Written by Andrew Norton, Andrew Scott, Paula Lucci, William Avis

Working paper

​Drafting a new set of goals to replace the Millennium Development Goals (MDGs) was never going to be easy. The MDGs had a good level of thematic focus based around the notion that human-development outcomes tell you what you need to know about progress. That needs to evolve to incorporate themes of sustainability, growth and livelihoods. But if the new set tries to be all things to all people there is a risk of failure. The challenge is to find a ‘coherent and singular purpose’. The General Assembly has resolved that the OWG proposal should be the main basis for integrating SDGs into the post-2015 development agenda. The Secretary-General’s synthesis report, expected in November, will need to provide guidance for the intergovernmental process leading up to an agreement in 2015. This guidance will need to build on the many positive elements to be found in the OWG proposal as well as address its shortcomings and provide clarity on how the SDGs should be used by member states.There are four major hurdles to overcome if the 2015 United Nations General Assembly outcome is going to drive positive global change. 

·      First and foremost is the politics of shaping and sharpening a coherent vision while maintaining the strong level of member- state support generated during the OWG process.

·      Second (and almost as foremost…) is the challenge of intellectual and policy coherence. It is going to be hard to find a perspective to drive the 2015 goal set in the same way the human-development paradigm drove the 2000 set. But the beginnings of this are there – in the strengthening of understanding of sustainability and the global challenge it poses.

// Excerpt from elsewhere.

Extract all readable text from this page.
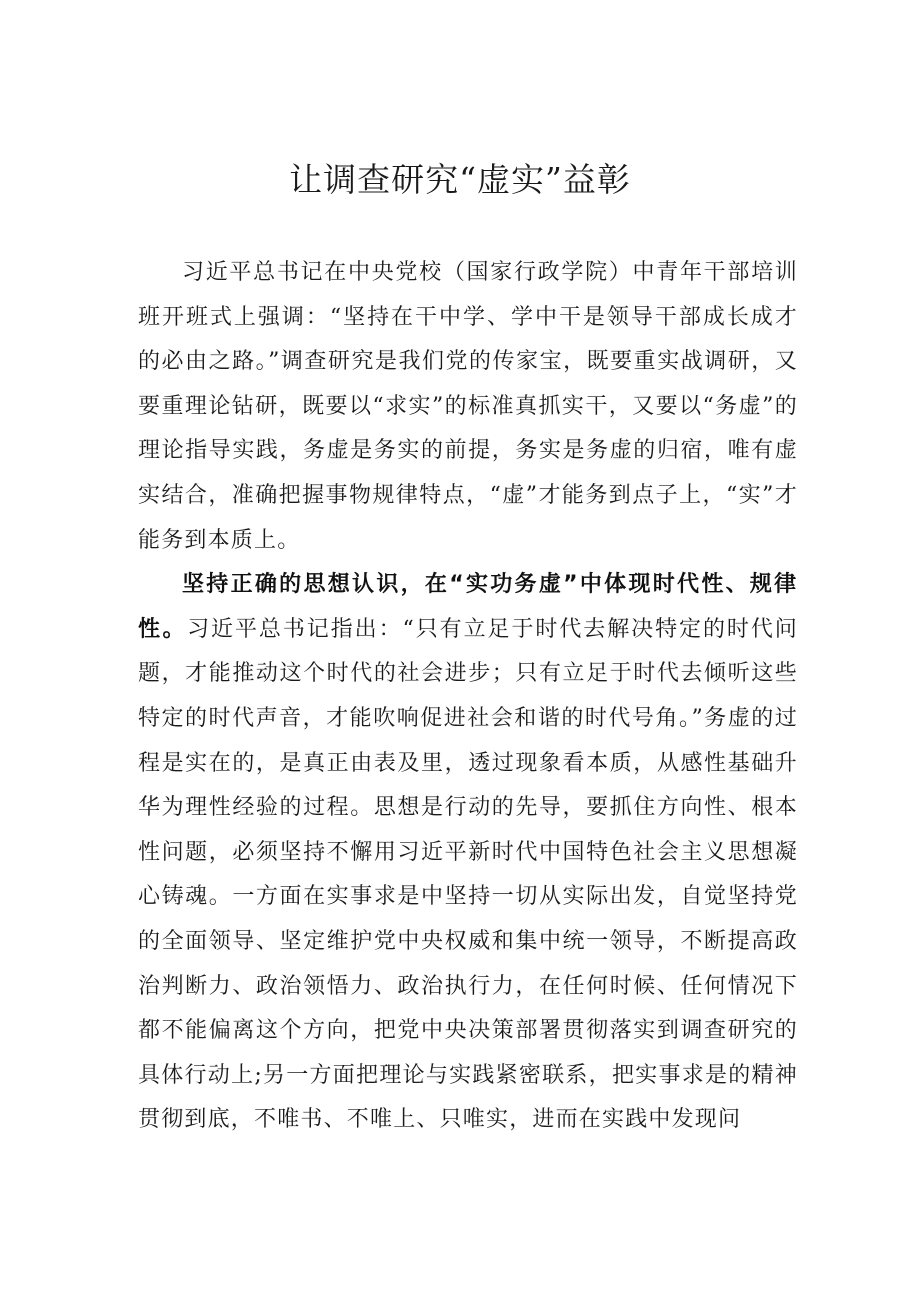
让调查研究“虚实”益彰

习近平总书记在中央党校（国家行政学院）中青年干部培训班开班式上强调：“坚持在干中学、学中干是领导干部成长成才的必由之路。”调查研究是我们党的传家宝，既要重实战调研，又要重理论钻研，既要以“求实”的标准真抓实干，又要以“务虚”的理论指导实践，务虚是务实的前提，务实是务虚的归宿，唯有虚实结合，准确把握事物规律特点，“虚”才能务到点子上，“实”才能务到本质上。

坚持正确的思想认识，在“实功务虚”中体现时代性、规律性。习近平总书记指出：“只有立足于时代去解决特定的时代问题，才能推动这个时代的社会进步；只有立足于时代去倾听这些特定的时代声音，才能吹响促进社会和谐的时代号角。”务虚的过程是实在的，是真正由表及里，透过现象看本质，从感性基础升华为理性经验的过程。思想是行动的先导，要抓住方向性、根本性问题，必须坚持不懈用习近平新时代中国特色社会主义思想凝心铸魂。一方面在实事求是中坚持一切从实际出发，自觉坚持党的全面领导、坚定维护党中央权威和集中统一领导，不断提高政治判断力、政治领悟力、政治执行力，在任何时候、任何情况下都不能偏离这个方向，把党中央决策部署贯彻落实到调查研究的具体行动上;另一方面把理论与实践紧密联系，把实事求是的精神贯彻到底，不唯书、不唯上、只唯实，进而在实践中发现问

·      Third is the challenge of getting the goal and target sets into a shape where they work both individually and together, so that each goal and its accompanying targets are sufficiently clear, measurable and coherent in and of themselves.

·      Fourth is working out how it all works in practice. The notion of targets set at the national level (in line with the goal framing) is now so firmly embedded in the key texts (the High-Level Panel report as well as the OWG outcome document) that it is hard to see that changing. There are a range of significant challenges to the architecture and operating process of the follow-up system.